Abraham Maslow was a renowned anthropologist, best known for his concepts of the Heirarchy of Human Needs.

Maslow's hierarchy of needsHuman needs are grouped into five categories with various priorities. The lower ones have to be satisfied before the higher needs can act as motivators. A hungry programmer can hardly be motivated to write good code.

One is always shifting between these levels, satisfying multiple needs simultaneously.

The need for self-actualization is notoriously insatiable. "Ultimately happy" is how Maslow described it, which in itself sounds dubious. One is always left wanting for more.
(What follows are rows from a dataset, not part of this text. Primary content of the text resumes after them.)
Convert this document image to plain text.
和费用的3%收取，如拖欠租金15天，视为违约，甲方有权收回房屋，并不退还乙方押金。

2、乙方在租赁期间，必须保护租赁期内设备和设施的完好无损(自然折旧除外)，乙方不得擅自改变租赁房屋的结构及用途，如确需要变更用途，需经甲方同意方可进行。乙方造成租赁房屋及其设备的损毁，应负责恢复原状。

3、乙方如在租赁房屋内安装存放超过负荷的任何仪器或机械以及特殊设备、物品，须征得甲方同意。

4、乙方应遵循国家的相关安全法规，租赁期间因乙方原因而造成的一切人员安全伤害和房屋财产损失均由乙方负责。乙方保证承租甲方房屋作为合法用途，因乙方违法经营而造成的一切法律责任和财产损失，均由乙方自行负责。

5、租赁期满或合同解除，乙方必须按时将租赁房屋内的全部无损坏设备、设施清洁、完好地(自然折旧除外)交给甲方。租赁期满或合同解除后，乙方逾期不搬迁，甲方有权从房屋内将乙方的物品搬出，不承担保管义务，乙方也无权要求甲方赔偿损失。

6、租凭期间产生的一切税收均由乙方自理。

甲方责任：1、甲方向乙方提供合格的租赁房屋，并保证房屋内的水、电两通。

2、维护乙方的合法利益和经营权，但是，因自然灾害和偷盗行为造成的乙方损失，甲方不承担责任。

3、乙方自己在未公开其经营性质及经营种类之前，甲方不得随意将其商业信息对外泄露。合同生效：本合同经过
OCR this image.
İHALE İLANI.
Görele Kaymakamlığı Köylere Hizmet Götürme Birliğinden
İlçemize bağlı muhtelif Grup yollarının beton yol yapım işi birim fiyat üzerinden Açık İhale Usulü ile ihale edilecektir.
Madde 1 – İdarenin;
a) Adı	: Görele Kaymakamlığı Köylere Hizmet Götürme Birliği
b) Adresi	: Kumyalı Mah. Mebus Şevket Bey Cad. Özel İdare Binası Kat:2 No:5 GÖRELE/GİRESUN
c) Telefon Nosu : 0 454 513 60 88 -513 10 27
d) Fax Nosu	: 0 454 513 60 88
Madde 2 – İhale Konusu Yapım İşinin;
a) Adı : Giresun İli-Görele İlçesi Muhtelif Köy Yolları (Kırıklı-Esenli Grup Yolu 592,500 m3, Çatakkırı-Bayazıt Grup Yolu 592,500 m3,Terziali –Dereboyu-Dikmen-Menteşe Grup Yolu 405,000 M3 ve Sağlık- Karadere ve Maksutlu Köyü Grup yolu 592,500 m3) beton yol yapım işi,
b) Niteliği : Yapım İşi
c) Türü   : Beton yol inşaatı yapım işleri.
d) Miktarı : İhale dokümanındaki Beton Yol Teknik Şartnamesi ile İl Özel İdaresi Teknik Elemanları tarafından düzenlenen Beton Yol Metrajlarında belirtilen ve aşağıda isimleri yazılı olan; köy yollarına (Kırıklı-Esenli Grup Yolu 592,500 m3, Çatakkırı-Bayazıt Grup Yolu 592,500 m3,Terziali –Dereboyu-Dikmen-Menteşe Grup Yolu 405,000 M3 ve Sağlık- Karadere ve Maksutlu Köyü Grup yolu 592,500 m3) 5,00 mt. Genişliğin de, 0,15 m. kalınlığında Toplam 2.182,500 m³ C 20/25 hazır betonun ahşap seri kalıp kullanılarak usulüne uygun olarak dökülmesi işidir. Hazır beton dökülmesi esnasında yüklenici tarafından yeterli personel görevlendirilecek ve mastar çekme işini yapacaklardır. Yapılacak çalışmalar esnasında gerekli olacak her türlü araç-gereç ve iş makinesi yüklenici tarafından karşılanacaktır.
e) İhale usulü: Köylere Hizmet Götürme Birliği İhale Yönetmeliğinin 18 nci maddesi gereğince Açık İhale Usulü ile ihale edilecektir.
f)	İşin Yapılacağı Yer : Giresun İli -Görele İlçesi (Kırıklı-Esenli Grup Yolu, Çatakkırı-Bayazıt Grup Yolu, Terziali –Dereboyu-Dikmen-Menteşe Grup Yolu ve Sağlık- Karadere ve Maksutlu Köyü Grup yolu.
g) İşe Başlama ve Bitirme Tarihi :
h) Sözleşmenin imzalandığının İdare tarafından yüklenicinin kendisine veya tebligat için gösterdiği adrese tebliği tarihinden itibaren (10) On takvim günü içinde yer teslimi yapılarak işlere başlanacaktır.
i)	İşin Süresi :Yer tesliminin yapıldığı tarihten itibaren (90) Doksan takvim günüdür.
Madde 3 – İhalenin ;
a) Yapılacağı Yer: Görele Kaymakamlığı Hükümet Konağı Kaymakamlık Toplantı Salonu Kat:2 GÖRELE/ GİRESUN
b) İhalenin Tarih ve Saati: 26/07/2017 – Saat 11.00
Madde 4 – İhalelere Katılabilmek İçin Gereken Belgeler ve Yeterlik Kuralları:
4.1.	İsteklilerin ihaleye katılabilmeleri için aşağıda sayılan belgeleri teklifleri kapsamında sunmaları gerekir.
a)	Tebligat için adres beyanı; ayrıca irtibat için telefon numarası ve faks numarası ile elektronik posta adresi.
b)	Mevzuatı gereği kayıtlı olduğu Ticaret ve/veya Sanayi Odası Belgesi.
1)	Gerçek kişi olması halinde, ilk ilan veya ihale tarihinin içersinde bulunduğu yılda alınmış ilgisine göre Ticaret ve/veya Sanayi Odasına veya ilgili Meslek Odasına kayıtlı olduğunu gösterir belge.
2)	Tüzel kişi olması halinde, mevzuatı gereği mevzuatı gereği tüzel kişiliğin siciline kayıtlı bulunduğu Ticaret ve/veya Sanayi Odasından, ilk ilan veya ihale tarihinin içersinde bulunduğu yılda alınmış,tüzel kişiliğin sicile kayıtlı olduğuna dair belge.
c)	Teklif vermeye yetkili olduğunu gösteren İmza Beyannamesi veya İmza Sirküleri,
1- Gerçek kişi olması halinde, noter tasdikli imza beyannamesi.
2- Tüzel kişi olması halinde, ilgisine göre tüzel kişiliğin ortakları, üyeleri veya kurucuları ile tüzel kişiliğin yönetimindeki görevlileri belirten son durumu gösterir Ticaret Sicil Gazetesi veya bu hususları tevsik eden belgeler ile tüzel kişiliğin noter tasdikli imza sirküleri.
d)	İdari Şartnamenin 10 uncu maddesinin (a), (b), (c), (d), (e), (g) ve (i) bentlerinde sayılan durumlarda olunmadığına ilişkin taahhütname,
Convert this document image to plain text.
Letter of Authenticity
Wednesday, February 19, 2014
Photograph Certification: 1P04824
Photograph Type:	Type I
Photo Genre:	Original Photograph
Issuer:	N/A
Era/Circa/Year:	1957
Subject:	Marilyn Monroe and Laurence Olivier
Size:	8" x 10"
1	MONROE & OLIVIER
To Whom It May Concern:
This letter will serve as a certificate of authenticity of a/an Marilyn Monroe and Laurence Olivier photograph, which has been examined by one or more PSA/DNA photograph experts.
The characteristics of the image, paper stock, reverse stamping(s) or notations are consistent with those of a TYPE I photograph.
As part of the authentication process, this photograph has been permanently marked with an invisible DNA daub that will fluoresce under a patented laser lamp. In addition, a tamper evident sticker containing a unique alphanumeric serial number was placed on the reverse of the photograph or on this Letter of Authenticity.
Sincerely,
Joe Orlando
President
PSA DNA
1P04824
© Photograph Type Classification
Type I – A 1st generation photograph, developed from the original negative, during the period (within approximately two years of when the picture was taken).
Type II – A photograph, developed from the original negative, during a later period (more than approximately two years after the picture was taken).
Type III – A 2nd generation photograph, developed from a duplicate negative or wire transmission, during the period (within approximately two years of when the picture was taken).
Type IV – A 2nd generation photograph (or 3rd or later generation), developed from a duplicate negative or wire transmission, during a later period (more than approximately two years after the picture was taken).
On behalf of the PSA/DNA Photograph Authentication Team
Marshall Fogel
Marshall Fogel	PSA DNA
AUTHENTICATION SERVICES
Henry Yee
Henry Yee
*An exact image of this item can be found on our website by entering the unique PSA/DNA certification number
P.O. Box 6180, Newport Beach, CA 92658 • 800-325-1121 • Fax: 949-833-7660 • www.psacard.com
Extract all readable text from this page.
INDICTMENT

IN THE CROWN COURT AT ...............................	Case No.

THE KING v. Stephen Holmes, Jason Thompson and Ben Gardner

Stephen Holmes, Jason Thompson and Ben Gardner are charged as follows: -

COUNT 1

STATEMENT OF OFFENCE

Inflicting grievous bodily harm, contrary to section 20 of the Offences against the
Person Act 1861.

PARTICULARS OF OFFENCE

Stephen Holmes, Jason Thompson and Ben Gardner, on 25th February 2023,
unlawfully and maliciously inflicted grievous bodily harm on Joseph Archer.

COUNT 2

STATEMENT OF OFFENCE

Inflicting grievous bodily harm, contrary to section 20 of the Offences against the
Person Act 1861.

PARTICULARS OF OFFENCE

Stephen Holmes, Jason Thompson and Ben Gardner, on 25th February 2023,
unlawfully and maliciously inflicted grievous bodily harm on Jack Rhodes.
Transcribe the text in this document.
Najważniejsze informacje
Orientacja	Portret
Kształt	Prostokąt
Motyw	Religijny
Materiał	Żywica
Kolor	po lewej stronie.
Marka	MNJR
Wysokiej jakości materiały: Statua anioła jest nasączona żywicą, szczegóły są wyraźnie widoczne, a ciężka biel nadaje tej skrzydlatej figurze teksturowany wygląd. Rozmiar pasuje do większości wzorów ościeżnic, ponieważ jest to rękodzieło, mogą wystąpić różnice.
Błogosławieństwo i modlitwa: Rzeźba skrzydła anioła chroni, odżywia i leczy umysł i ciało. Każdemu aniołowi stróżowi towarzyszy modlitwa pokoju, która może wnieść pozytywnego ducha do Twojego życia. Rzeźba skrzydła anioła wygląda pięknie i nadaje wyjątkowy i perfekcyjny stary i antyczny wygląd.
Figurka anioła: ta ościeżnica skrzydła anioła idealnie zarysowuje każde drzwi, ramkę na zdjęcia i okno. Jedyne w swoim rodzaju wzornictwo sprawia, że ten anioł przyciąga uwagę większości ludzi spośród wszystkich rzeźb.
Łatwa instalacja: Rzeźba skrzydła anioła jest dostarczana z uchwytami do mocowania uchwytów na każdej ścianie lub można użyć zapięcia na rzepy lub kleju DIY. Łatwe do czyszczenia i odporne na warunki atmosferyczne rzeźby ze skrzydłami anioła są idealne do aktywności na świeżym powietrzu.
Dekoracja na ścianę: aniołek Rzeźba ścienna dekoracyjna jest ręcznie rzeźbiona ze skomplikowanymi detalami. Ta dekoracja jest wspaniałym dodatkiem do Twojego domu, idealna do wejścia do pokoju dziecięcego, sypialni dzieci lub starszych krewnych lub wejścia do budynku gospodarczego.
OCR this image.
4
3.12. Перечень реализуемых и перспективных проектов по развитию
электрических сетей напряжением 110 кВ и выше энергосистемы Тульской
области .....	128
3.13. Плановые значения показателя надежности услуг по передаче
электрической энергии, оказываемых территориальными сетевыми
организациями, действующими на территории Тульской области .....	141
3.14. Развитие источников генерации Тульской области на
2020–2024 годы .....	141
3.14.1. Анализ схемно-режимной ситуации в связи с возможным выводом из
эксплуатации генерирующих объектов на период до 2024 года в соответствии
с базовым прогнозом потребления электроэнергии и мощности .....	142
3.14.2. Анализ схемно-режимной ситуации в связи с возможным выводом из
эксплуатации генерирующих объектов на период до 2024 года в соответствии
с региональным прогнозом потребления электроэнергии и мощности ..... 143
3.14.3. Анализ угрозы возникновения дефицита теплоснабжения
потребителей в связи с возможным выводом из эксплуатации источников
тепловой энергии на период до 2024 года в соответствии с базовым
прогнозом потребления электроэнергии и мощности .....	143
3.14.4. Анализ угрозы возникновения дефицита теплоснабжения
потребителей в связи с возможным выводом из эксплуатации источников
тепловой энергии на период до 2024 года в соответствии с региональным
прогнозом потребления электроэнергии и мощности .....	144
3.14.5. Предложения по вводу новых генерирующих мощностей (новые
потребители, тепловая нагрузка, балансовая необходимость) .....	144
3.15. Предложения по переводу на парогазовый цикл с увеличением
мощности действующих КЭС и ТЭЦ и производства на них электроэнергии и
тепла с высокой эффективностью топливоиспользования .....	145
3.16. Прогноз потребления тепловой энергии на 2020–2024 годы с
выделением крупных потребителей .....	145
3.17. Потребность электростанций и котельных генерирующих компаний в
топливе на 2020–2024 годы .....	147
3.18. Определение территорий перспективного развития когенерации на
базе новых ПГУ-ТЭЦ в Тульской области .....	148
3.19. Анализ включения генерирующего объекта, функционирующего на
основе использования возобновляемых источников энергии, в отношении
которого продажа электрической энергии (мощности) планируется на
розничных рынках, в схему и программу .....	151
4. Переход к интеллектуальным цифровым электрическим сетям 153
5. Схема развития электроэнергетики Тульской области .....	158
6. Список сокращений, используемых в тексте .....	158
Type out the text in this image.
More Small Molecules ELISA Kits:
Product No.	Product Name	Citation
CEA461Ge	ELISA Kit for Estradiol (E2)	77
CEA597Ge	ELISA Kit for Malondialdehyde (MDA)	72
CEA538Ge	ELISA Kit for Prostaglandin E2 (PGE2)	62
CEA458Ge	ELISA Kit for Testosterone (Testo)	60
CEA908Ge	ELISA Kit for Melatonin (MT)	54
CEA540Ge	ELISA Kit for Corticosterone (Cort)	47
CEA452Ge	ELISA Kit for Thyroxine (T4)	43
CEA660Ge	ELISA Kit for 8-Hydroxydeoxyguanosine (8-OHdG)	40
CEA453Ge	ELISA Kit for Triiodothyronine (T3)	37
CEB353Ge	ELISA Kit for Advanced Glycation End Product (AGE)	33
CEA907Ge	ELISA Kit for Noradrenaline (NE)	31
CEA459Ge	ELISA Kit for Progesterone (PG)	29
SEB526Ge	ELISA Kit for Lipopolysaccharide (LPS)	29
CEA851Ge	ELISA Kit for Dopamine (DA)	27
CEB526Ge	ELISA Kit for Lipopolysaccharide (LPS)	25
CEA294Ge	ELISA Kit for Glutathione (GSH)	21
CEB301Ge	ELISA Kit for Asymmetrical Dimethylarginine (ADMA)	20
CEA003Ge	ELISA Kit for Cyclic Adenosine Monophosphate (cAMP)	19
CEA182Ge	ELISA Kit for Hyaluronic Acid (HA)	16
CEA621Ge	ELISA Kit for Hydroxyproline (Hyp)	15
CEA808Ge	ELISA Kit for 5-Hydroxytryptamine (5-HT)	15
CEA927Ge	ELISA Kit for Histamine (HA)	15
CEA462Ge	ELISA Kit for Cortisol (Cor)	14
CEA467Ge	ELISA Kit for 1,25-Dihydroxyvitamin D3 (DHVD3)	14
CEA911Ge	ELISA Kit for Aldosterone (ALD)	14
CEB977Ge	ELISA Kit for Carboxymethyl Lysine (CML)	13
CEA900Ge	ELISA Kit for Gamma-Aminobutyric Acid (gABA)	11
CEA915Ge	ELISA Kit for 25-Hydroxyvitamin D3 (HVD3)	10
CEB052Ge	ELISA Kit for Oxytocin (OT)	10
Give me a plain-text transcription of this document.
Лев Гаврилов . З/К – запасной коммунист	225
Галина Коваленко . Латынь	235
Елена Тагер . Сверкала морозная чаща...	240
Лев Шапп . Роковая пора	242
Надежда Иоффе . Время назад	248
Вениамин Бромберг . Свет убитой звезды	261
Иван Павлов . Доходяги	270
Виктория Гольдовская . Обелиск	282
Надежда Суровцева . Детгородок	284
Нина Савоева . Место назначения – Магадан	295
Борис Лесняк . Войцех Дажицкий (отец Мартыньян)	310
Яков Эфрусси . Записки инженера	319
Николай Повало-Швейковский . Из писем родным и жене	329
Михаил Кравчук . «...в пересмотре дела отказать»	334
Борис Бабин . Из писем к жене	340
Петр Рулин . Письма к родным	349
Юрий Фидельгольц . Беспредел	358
Peter Drucker, another renowned man and a management guru, disagreed with one tenet of this heirarchy. His argument was that as a want approaches fulfillment, its capacity to reward, to act as an incentive, diminshes greatly, while its capacity to deter and act as a disincentive increases.

If you put the two points together - the one about self-actualization being a danger zone, and the diminishing returns from the lower needs - you will see how being only in the upper level of the hierarchy can be dangerous business. Here there is a high chance of ennui setting in, becoming blasé, and getting engulfed in a universal demotivation.

Being grounded in the lower levels is how one can stay focussed on the matter at hand, on real progress. Perhaps this is what Steve Jobs meant when he said "Stay hungry, stay foolish".

1 comment:

Pallavi Nopany said...

Very interesting read. And i love the diagram. Makes one wonder which layer you;re in right now.